'Maladaptive' is Relative

a small rant

Anyone who's ever heard anyone talk about self-injury in anything approaching a professional capacity has probably heard it called a 'maladaptive coping mechanism', or words to that effect. It's difficult for anyone with any familiarity with the subject to deny that self-injury can be effective, but apparently it's also difficult to admit that it can be positive in some cases, hence the qualifier.

'It works, but it's not ideal' (what is?)

The meaning of 'maladaptive' in this context, on the occasions where it's deemed necessary to expand on at all, generally seems to fall into two categories that are also probably familiar: it doesn't solve the underlying problem, and it causes harm to the body. Of course, if it were supposed to solve the underlying problem we wouldn't call it a coping mechanism in the first place. Certainly it's possible for people to apply a coping mechanism to a problem that would be better off just being solved, but the problem hardly belongs to the coping mechanism. Since it's much better to cope with something that could be solved than not have a coping mechanism for something that can't be solved (or can't be solved immediately), better err on the side of having those mechanisms available. It feels like there's a belief that people's lives are nice and trouble-free by default, and therefore if anyone is experiencing a problem and not working towards solving it then they have only themselves to blame. In reality most people's lives feature some unresolved problems all the way through, but anything that brings attention to that, like deciding that a mere coping mechanism is good enough to live with, is subject to moralisation on the basis that it makes people who want to think the default state of the universe is pure bliss uncomfortable.

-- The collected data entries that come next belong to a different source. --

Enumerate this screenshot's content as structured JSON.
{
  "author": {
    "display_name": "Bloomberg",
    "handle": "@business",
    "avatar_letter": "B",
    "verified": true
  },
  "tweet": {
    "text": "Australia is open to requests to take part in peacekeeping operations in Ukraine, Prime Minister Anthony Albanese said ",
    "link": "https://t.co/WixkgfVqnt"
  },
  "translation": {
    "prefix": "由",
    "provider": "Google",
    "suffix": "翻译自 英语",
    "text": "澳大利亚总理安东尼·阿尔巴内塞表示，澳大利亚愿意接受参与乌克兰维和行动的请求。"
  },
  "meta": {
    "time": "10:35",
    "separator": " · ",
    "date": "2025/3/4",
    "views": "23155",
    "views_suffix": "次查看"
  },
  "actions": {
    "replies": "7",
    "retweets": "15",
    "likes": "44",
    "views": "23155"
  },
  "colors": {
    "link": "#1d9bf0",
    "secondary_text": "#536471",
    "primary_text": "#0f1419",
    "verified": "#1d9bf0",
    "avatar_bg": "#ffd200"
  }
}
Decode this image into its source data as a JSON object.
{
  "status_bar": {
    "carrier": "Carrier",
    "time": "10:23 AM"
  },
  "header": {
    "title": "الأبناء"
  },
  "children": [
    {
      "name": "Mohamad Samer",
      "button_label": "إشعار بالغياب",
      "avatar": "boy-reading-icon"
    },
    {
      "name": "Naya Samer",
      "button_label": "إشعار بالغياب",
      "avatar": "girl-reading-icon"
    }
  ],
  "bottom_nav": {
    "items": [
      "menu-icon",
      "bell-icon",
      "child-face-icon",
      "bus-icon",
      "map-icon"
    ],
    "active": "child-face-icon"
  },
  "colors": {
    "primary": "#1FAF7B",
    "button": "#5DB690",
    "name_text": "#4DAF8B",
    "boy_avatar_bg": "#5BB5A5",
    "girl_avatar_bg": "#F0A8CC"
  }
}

With respect to the second reason, it is unfortunately quite easy for people to believe that the body is sacred and inviolate by default. It makes the world safe, and any inconvenient counterexamples can, again, usually be blamed for their own misfortune. There can be no coherent notion of bodily autonomy that does not permit people to risk and harm their own bodies entirely at their discretion, but the idea of 'harm' is not necessarily even applicable to this situation. Unless someone wants to claim that socially acceptable body modification also qualifies as 'harm', then presumably it has to do with what the person in question wants and so self-injury often won't qualify either. Conversely, if you do want to claim that socially acceptable body modification is harm, then clearly the fact that something is 'harmful' by that definition is not sufficient reason to claim that it is also a bad thing.

Sometimes, if you're lucky, the term 'maladaptive' is used in a more technical sense: that it actually makes the underlying problem worse. Since self-injury is such a broad field, it's likely that this applies to some instances, and certain that it doesn't apply to others. Frequently both will be the case at different times for the same person. In this sense there is no such thing as a maladaptive coping mechanism in the abstract, only particular uses can be maladaptive. Labelling self-injury as categorically maladaptive, as seems to be done almost reflexively to avoid accusations that being nice to people who self-injure might be 'encouraging' something 'harmful', is - just like most categorisations - an excuse to stop thinking.